Не знаю, сколько бы мы спорили, ходили кругами, мерялись отговорками, но нас прервал телефон, и звонившей оказалась Любаша, попросившая встретиться в кафе. Её голос дрожал от напряжения, а расстояние не смогло скрыть слёз.
Вылетая из автомобиля Матвея, не могла предположить в какую сторону завернёт наша беседа, и в какой заднице окажутся наши жизни. Смотрела на Веру и не могла проглотить её слова. Слишком они были неусвояемы, несъедобны, ядовиты. На фоне её существования беременность Любы и мой недуг смылись на второй, третий, десятый план.
Восемь лет жить с ублюдком, убившем собственного ребёнка, оказавшегося не того пола. Восемь лет терпеть избиения, издевательства и моральное насилие. Восемь лет мириться с предательством отца, позволять обнимать себя на общественных мероприятиях, скрывая под одеждой результаты побоев и зная, что косвенно это его рук дело.
Я, всего лишь малый грех на душе отца, как и вы, грустно качнула головой Вера.

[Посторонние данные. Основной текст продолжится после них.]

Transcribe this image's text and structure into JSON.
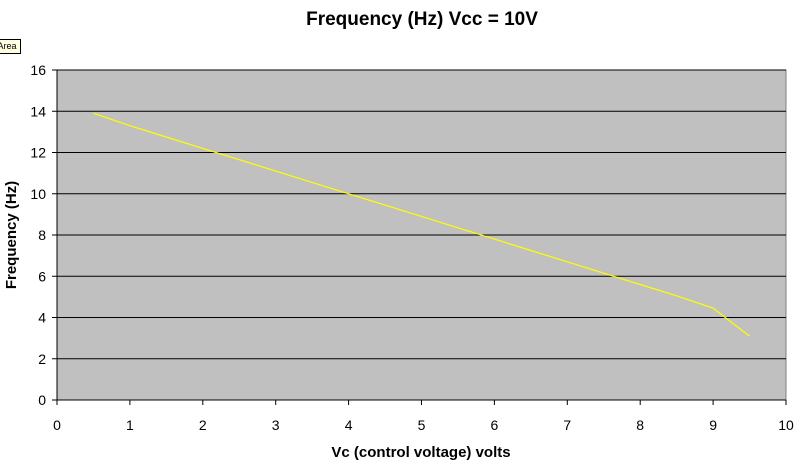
{
  "tooltip": "rt Area",
  "chart_data": {
    "type": "line",
    "title": "Frequency (Hz) Vcc = 10V",
    "xlabel": "Vc (control voltage) volts",
    "ylabel": "Frequency (Hz)",
    "xlim": [
      0,
      10
    ],
    "ylim": [
      0,
      16
    ],
    "x_ticks": [
      "0",
      "1",
      "2",
      "3",
      "4",
      "5",
      "6",
      "7",
      "8",
      "9",
      "10"
    ],
    "y_ticks": [
      "0",
      "2",
      "4",
      "6",
      "8",
      "10",
      "12",
      "14",
      "16"
    ],
    "grid": "horizontal",
    "legend": "none",
    "plot_background": "#c0c0c0",
    "series": [
      {
        "color": "#ffff00",
        "x": [
          0.5,
          1.0,
          1.5,
          2.0,
          2.5,
          3.0,
          3.5,
          4.0,
          4.5,
          5.0,
          5.5,
          6.0,
          6.5,
          7.0,
          7.5,
          8.0,
          8.5,
          9.0,
          9.5
        ],
        "y": [
          13.9,
          13.3,
          12.75,
          12.2,
          11.65,
          11.1,
          10.55,
          10.0,
          9.45,
          8.9,
          8.35,
          7.8,
          7.25,
          6.7,
          6.15,
          5.6,
          5.05,
          4.45,
          3.1
        ]
      }
    ]
  }
}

Все эти годы я жила с уверенностью, что именно он убил маму.
Это признание обрушилось фантомной боль, пережитой десять лет назад. С уходом мамы исчезла нежность, забота и тепло, исходящее от рук и сердца. Потеряв её, мы враз стали сиротами при живом отце, не знающем что такое любовь и снисхождение к своим детям.
Ты что такое говоришь, Вера? с обидой спросила младшая сестра. Она умерла от инсульта. Так сказал папа и врач.

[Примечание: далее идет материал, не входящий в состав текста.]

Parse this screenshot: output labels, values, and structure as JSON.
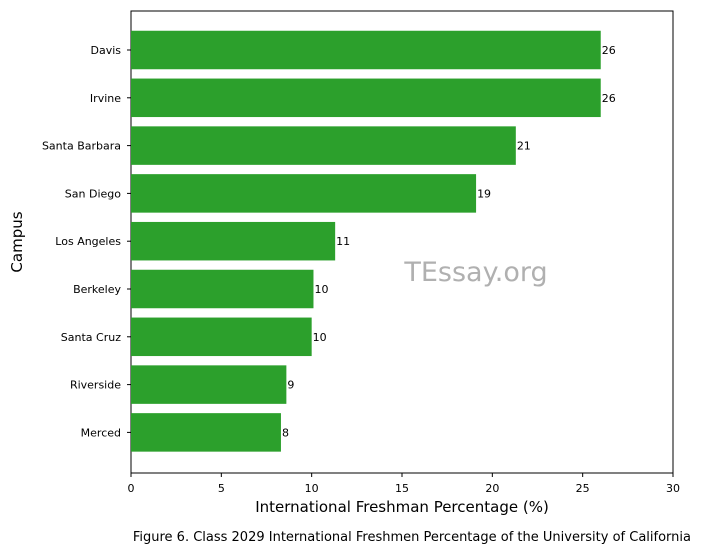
{
  "chart_data": {
    "type": "bar",
    "orientation": "horizontal",
    "categories": [
      "Davis",
      "Irvine",
      "Santa Barbara",
      "San Diego",
      "Los Angeles",
      "Berkeley",
      "Santa Cruz",
      "Riverside",
      "Merced"
    ],
    "values": [
      26,
      26,
      21.3,
      19.1,
      11.3,
      10.1,
      10,
      8.6,
      8.3
    ],
    "value_labels": [
      "26",
      "26",
      "21",
      "19",
      "11",
      "10",
      "10",
      "9",
      "8"
    ],
    "xlabel": "International Freshman Percentage (%)",
    "ylabel": "Campus",
    "xlim": [
      0,
      30
    ],
    "xticks": [
      "0",
      "5",
      "10",
      "15",
      "20",
      "25",
      "30"
    ],
    "bar_color": "#2ca02c",
    "grid": false
  },
  "watermark": "TEssay.org",
  "caption": "Figure 6. Class 2029 International Freshmen Percentage of the University of California"
}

Отец всегда её поколачивал, а в новогоднюю ночь не рассчитал силы и избил, доведя до больницы, со злостью выплюнула Вера. Я всё слышала. Он нашёл у неё противозачаточные таблетки, кричал, что ему нужен сын, а мама плакала и пыталась объяснить о запрете врачей рожать ещё одного ребёнка.
Хотелось материться и, кажется, изо рта вылетело несколько крепких слов, только как-то повлиять и исправить ситуацию они не могли. Не знаю, кого из твареподобных мне хотелось убить больше. Прошлое рушилось, утягивая в руины с собой настоящее, такое же лживое, как и вся наша жизнь. Сплошная ширма, скрывающая нутро отца, оказавшееся прогнившим насквозь, прячущая гнусную реальность «счастливого» Вериного брака, уничтожающего всё живое, и ставящая нас в позу рака, разворачивая к будущему задницей.

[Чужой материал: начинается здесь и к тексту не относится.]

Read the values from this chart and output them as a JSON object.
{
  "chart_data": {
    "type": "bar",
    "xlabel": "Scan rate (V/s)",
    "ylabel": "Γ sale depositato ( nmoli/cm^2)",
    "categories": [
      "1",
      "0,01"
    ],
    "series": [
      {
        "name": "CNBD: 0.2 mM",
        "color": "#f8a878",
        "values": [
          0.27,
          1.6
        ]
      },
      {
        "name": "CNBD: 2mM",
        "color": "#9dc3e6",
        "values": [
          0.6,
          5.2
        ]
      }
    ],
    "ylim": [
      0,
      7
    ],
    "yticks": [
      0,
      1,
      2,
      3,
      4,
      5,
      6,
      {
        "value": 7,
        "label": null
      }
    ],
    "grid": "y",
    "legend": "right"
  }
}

Мы должны действовать совместными усилиями, должны держаться друг друга, чтобы уйти от гнёта отца и научиться дышать свободно, уверяла Вера, а я осознала, насколько важно уберечь Любу и сохранить её малыша. За месяц-два я подготовлю почву для побега, добуду документы и сниму дом.
А если папа узнает о беременности? сжалась от страха Любаша. Он убьёт меня, как маму.